North Korea had notified U.N. agencies that it planned to launch a rocket carrying an Earth observation satellite, triggering opposition from governments that see it as a long-range missile test.
The U.N. Security Council will hold an emergency meeting on Sunday to discuss the launch, at the request of the United States, Japan and South Korea, diplomats said.
UN resolutions forbid the North Koreans from testing ballistic missiles that can carry a nuclear warhead. Obviously, if they can launch a "satellite" they are more than capable of eventually marrying a nuclear warhead to their long range missiles. Most nuclear experts believe the North Koreans are years away from being able to construct such a warhead as it requires First World technology to build.
And what of China and Russia, North Korea's most important allies?
China expressed regret over the launch and called on all sides to act cautiously and refrain from steps that might raise tension.
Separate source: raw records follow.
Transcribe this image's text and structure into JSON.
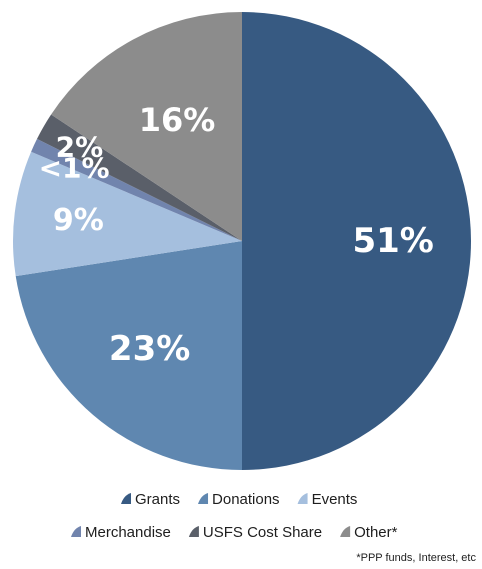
{
  "chart_data": {
    "type": "pie",
    "title": "",
    "categories": [
      "Grants",
      "Donations",
      "Events",
      "Merchandise",
      "USFS Cost Share",
      "Other*"
    ],
    "values": [
      51,
      23,
      9,
      1,
      2,
      16
    ],
    "slice_labels": [
      "51%",
      "23%",
      "9%",
      "<1%",
      "2%",
      "16%"
    ],
    "colors": [
      "#375a82",
      "#5f87b0",
      "#a5bfde",
      "#7184ad",
      "#5a5f69",
      "#8c8c8c"
    ],
    "start": "12 o'clock",
    "direction": "clockwise",
    "legend": {
      "placement": "bottom",
      "rows": [
        [
          "Grants",
          "Donations",
          "Events"
        ],
        [
          "Merchandise",
          "USFS Cost Share",
          "Other*"
        ]
      ]
    },
    "footnote": "*PPP funds, Interest, etc"
  }
}
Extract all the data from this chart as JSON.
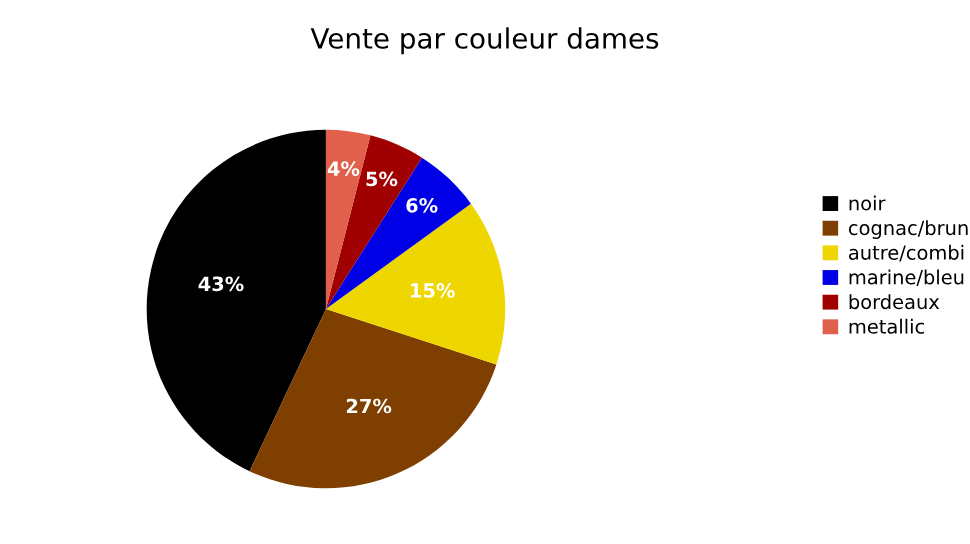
{
  "chart_data": {
    "type": "pie",
    "title": "Vente par couleur dames",
    "categories": [
      "noir",
      "cognac/brun",
      "autre/combi",
      "marine/bleu",
      "bordeaux",
      "metallic"
    ],
    "values": [
      43,
      27,
      15,
      6,
      5,
      4
    ],
    "colors": [
      "#000000",
      "#7f3f00",
      "#eed600",
      "#0000e6",
      "#a00000",
      "#e0604c"
    ],
    "value_labels": [
      "43%",
      "27%",
      "15%",
      "6%",
      "5%",
      "4%"
    ],
    "legend": "right"
  }
}
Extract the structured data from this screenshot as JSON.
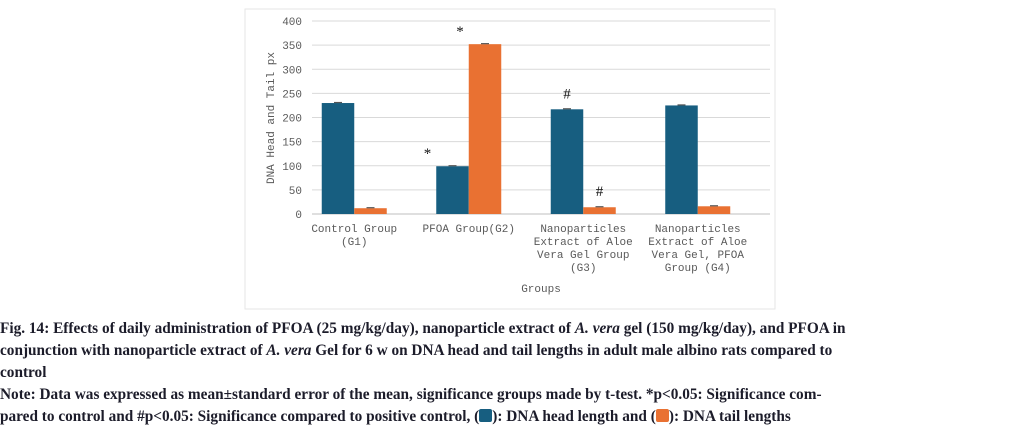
{
  "chart_data": {
    "type": "bar",
    "title": "",
    "xlabel": "Groups",
    "ylabel": "DNA Head and Tail px",
    "ylim": [
      0,
      400
    ],
    "yticks": [
      0,
      50,
      100,
      150,
      200,
      250,
      300,
      350,
      400
    ],
    "grid": true,
    "categories": [
      [
        "Control Group",
        "(G1)"
      ],
      [
        "PFOA Group(G2)"
      ],
      [
        "Nanoparticles",
        "Extract of Aloe",
        "Vera Gel Group",
        "(G3)"
      ],
      [
        "Nanoparticles",
        "Extract of Aloe",
        "Vera Gel, PFOA",
        "Group (G4)"
      ]
    ],
    "series": [
      {
        "color": "#175e80",
        "values": [
          230,
          99,
          217,
          225
        ]
      },
      {
        "color": "#e97132",
        "values": [
          12,
          352,
          14,
          16
        ]
      }
    ],
    "annotations": [
      {
        "group": 1,
        "series": 0,
        "text": "*"
      },
      {
        "group": 1,
        "series": 1,
        "text": "*"
      },
      {
        "group": 2,
        "series": 0,
        "text": "#"
      },
      {
        "group": 2,
        "series": 1,
        "text": "#"
      }
    ]
  },
  "caption": {
    "line1": "Fig. 14: Effects of daily administration of PFOA (25 mg/kg/day), nanoparticle extract of ",
    "line1_italic": "A. vera",
    "line1_end": " gel (150 mg/kg/day), and PFOA in",
    "line2": "conjunction with nanoparticle extract of ",
    "line2_italic": "A. vera",
    "line2_end": " Gel for 6 w on DNA head and tail lengths in adult male albino rats compared to",
    "line3": "control",
    "note1": "Note: Data was expressed as mean±standard error of the mean, significance groups made by t-test. *p<0.05: Significance com-",
    "note2": "pared to control and #p<0.05: Significance compared to positive control, (",
    "note2_mid": "): DNA head length and (",
    "note2_end": "): DNA tail lengths"
  }
}
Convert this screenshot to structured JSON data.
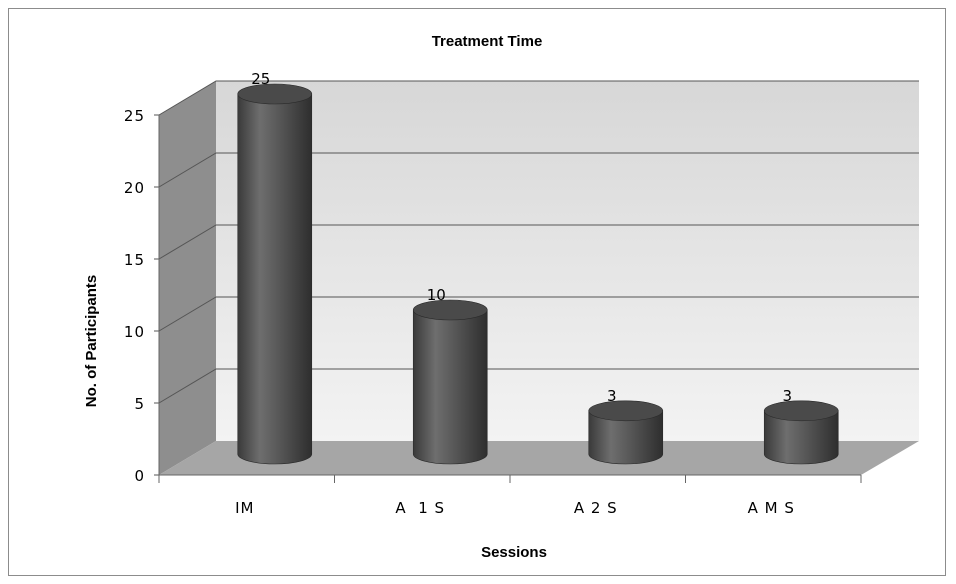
{
  "chart_data": {
    "type": "bar",
    "style": "3d-cylinder",
    "title": "Treatment Time",
    "xlabel": "Sessions",
    "ylabel": "No. of Participants",
    "categories": [
      "IM",
      "A  1 S",
      "A 2 S",
      "A M S"
    ],
    "values": [
      25,
      10,
      3,
      3
    ],
    "data_labels": [
      "25",
      "10",
      "3",
      "3"
    ],
    "ylim": [
      0,
      25
    ],
    "yticks": [
      "0",
      "5",
      "10",
      "15",
      "20",
      "25"
    ],
    "grid": true,
    "legend": "none",
    "colors": {
      "bar": "#555555",
      "back_wall": "#e6e6e6",
      "side_wall": "#8e8e8e",
      "floor": "#a6a6a6",
      "gridline": "#555555"
    }
  }
}
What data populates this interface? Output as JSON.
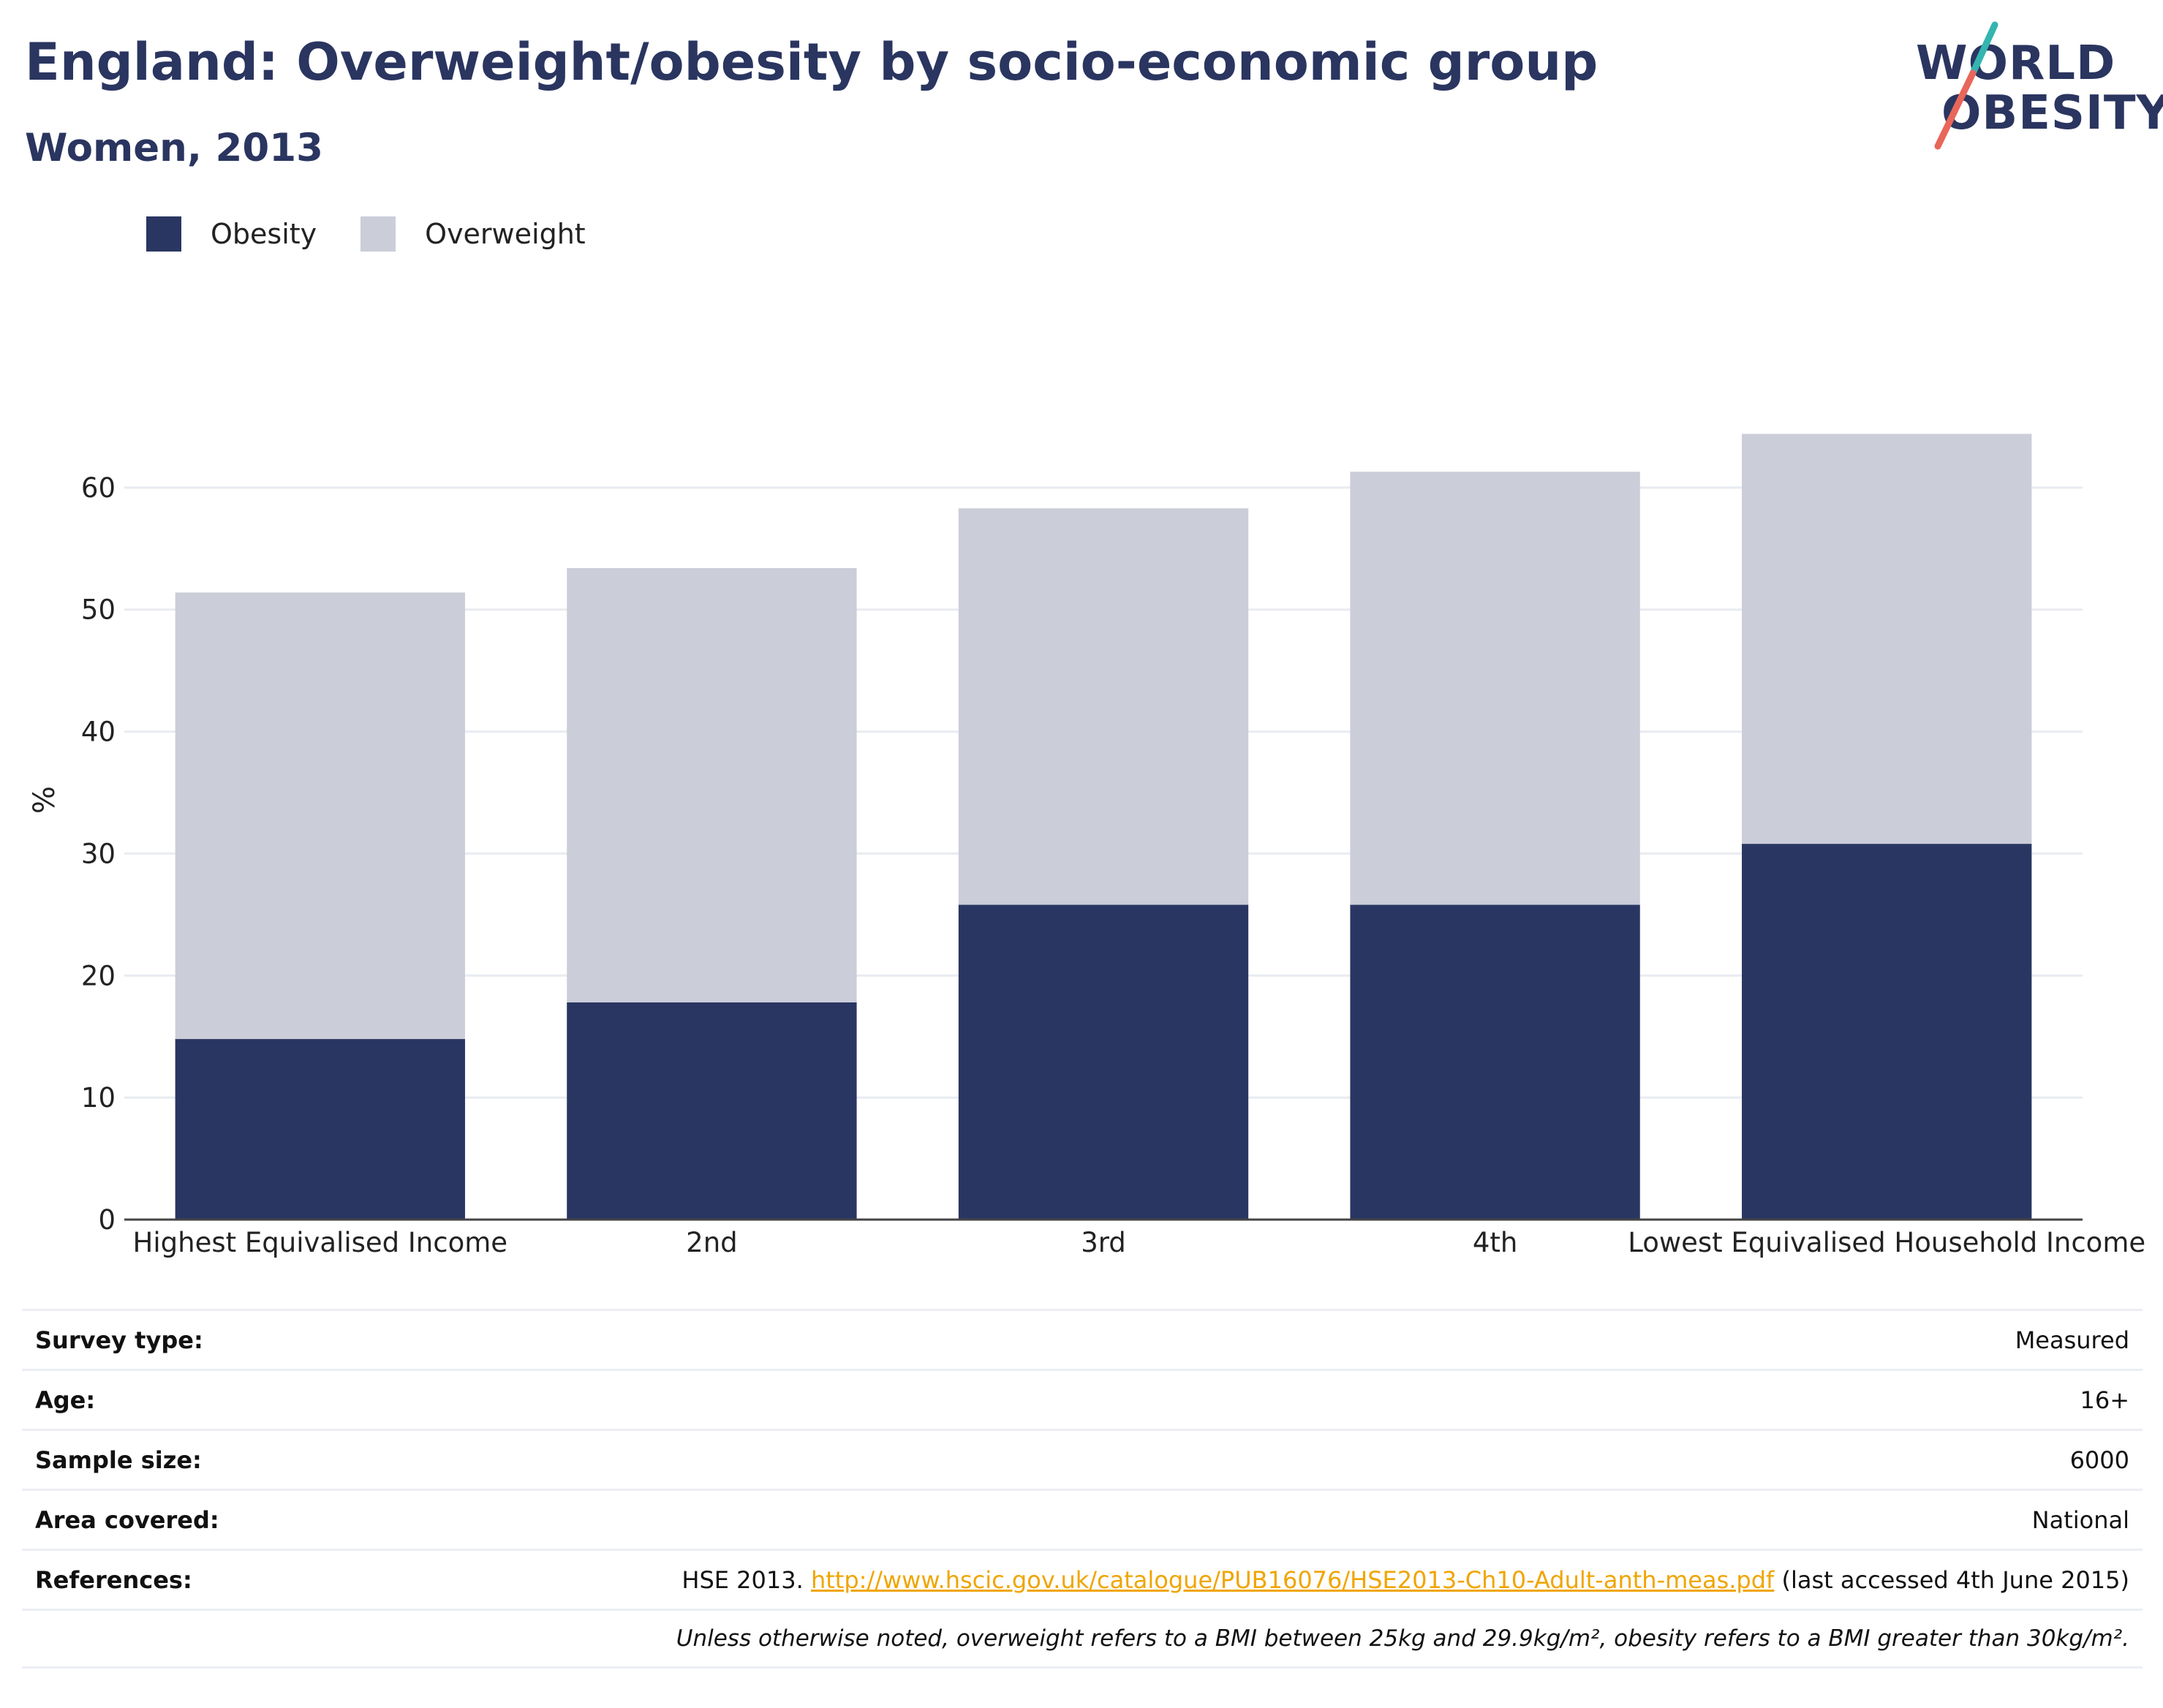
{
  "header": {
    "title": "England: Overweight/obesity by socio-economic group",
    "subtitle": "Women, 2013"
  },
  "logo": {
    "line1": "WORLD",
    "line2": "OBESITY",
    "colors": {
      "text": "#2a3560",
      "slash_teal": "#34b5b0",
      "slash_red": "#e8665a"
    }
  },
  "legend": [
    {
      "name": "Obesity",
      "color": "#2a3662"
    },
    {
      "name": "Overweight",
      "color": "#cbcdd9"
    }
  ],
  "chart_data": {
    "type": "bar",
    "stacked": true,
    "categories": [
      "Highest Equivalised Income",
      "2nd",
      "3rd",
      "4th",
      "Lowest Equivalised Household Income"
    ],
    "series": [
      {
        "name": "Obesity",
        "values": [
          14.8,
          17.8,
          25.8,
          25.8,
          30.8
        ],
        "color": "#2a3662"
      },
      {
        "name": "Overweight",
        "values": [
          36.6,
          35.6,
          32.5,
          35.5,
          33.6
        ],
        "color": "#cbcdd9"
      }
    ],
    "ylabel": "%",
    "ylim": [
      0,
      70
    ],
    "yticks": [
      0,
      10,
      20,
      30,
      40,
      50,
      60
    ],
    "grid": true,
    "legend_position": "top-left"
  },
  "info": {
    "survey_type": {
      "label": "Survey type:",
      "value": "Measured"
    },
    "age": {
      "label": "Age:",
      "value": "16+"
    },
    "sample_size": {
      "label": "Sample size:",
      "value": "6000"
    },
    "area_covered": {
      "label": "Area covered:",
      "value": "National"
    },
    "references": {
      "label": "References:",
      "prefix": "HSE 2013.",
      "link": "http://www.hscic.gov.uk/catalogue/PUB16076/HSE2013-Ch10-Adult-anth-meas.pdf",
      "suffix": "(last accessed 4th June 2015)"
    },
    "note": "Unless otherwise noted, overweight refers to a BMI between 25kg and 29.9kg/m², obesity refers to a BMI greater than 30kg/m²."
  }
}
China is North Korea's main ally, although it disapproves of its nuclear weapons program.
Russia, which has in recent years forged closer ties with North Korea, said the launch could not but provoke a "decisive protest", adding Pyongyang had once again demonstrated a disregard for norms of international law.
"We strongly recommend the leadership of the Democratic People's Republic of Korea think about whether a policy of opposing the entire international community meets the interests of the country," Russia's foreign ministry said in a statement.
Not very encouraging to those who wish to impose additional sanctions on the regime.
The North's nuclear and ballistic missile program is tolerated by China and Russia because it keeps America occupied and on edge. But the problem with riding the dragon is that you never know when it might turn on you. Both major powers are playing with fire by supporting this paranoid regime.